This morning the Supreme Court ruled in Yates v. United States that Sarbanes-Oxley—the massive legislation prompted by the accounting scandals of the early 2000s—can’t be used to prosecute a fisherman who caught undersized grouper. It makes eminent intuitive sense. Luckily, it’s also correct as a matter of statutory interpretation. That is, even though the relevant provision (Section 1519) punishes those who would knowingly destroy or conceal “any record, document, or tangible object” in order to impede an investigation, Justice Ginsburg is correct in writing for the plurality that “it would cut §1519 loose from its financial-fraud mooring to hold that it encompasses [objects not] used to record or preserve information.”


And Justice Alito, in a narrow concurrence that ultimately controls the case, is even more correct to apply traditional canons of statutory construction—the rules that guide judges in interpreting laws—and thereby find that “tangible object,” in the context of the list of nouns that are Sarbanes-Oxley’s target, refers to “something similar to records or documents.” In a colorful opinion rife with salamanders, crocodiles, and oil derricks, Alito asks the correct question: “How does one make a false entry on a fish?”


As Cato wrote in our brief, words such as “record” and “document” modify the term “tangible object” to include things like hard drives and floppy disks (remember those?), not grouper.

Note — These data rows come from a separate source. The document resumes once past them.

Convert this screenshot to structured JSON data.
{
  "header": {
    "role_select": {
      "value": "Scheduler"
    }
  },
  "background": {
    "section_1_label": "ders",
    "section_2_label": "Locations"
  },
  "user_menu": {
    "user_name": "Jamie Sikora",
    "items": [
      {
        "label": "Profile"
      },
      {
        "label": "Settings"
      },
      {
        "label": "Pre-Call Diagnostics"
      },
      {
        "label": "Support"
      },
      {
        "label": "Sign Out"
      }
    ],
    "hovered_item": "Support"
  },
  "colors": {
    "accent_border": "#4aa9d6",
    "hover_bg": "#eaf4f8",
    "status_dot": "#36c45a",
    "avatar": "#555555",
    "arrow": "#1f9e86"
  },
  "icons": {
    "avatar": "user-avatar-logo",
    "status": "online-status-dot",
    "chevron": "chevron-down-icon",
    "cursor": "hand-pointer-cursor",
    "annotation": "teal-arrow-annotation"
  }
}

Moreover, an all-encompassing reading of “tangible object” would render the words “record” and “document” unnecessary. And the broader context of Sarbanes-Oxley illuminates the relevant meaning here: The Act focuses on financial fraud in the context of companies, not fauna. Thus, the words “tangible object” should be read differently in Sarbanes-Oxley than they would be in, say, the Federal Rules of Criminal Procedure.

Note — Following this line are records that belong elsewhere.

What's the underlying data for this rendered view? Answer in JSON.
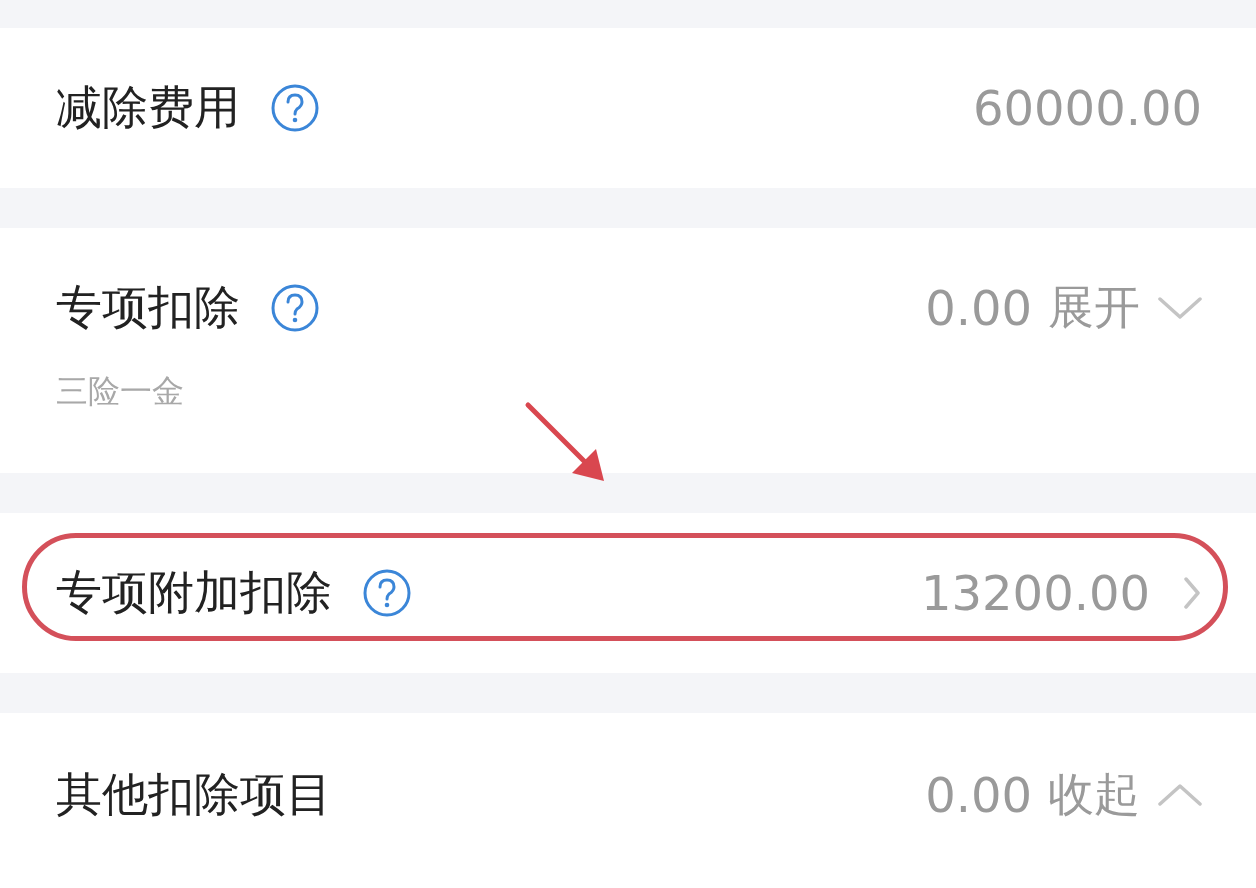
{
  "rows": [
    {
      "kind": "plain",
      "label": "减除费用",
      "help": true,
      "value": "60000.00",
      "highlighted": false
    },
    {
      "kind": "collapsible",
      "label": "专项扣除",
      "help": true,
      "value": "0.00",
      "action": "展开",
      "expanded": false,
      "subtitle": "三险一金",
      "highlighted": false
    },
    {
      "kind": "link",
      "label": "专项附加扣除",
      "help": true,
      "value": "13200.00",
      "highlighted": true
    },
    {
      "kind": "collapsible",
      "label": "其他扣除项目",
      "help": false,
      "value": "0.00",
      "action": "收起",
      "expanded": true,
      "highlighted": false
    }
  ]
}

If the term “tangible object” were read as broadly as the government wished, it could criminalize an unfathomable range of activities, from throwing away cigarette butts to washing away footprints in the sand. It wouldn’t provide adequate notice about potential legal violations, to which individuals have a right to so they can plan their actions accordingly and avoid getting caught in government nets.


After all, prosecutors and law enforcement officials can’t arbitrarily expand the range of criminal offenses as if they themselves were fishermen, exaggerating the size of their catches to a credulous legal system.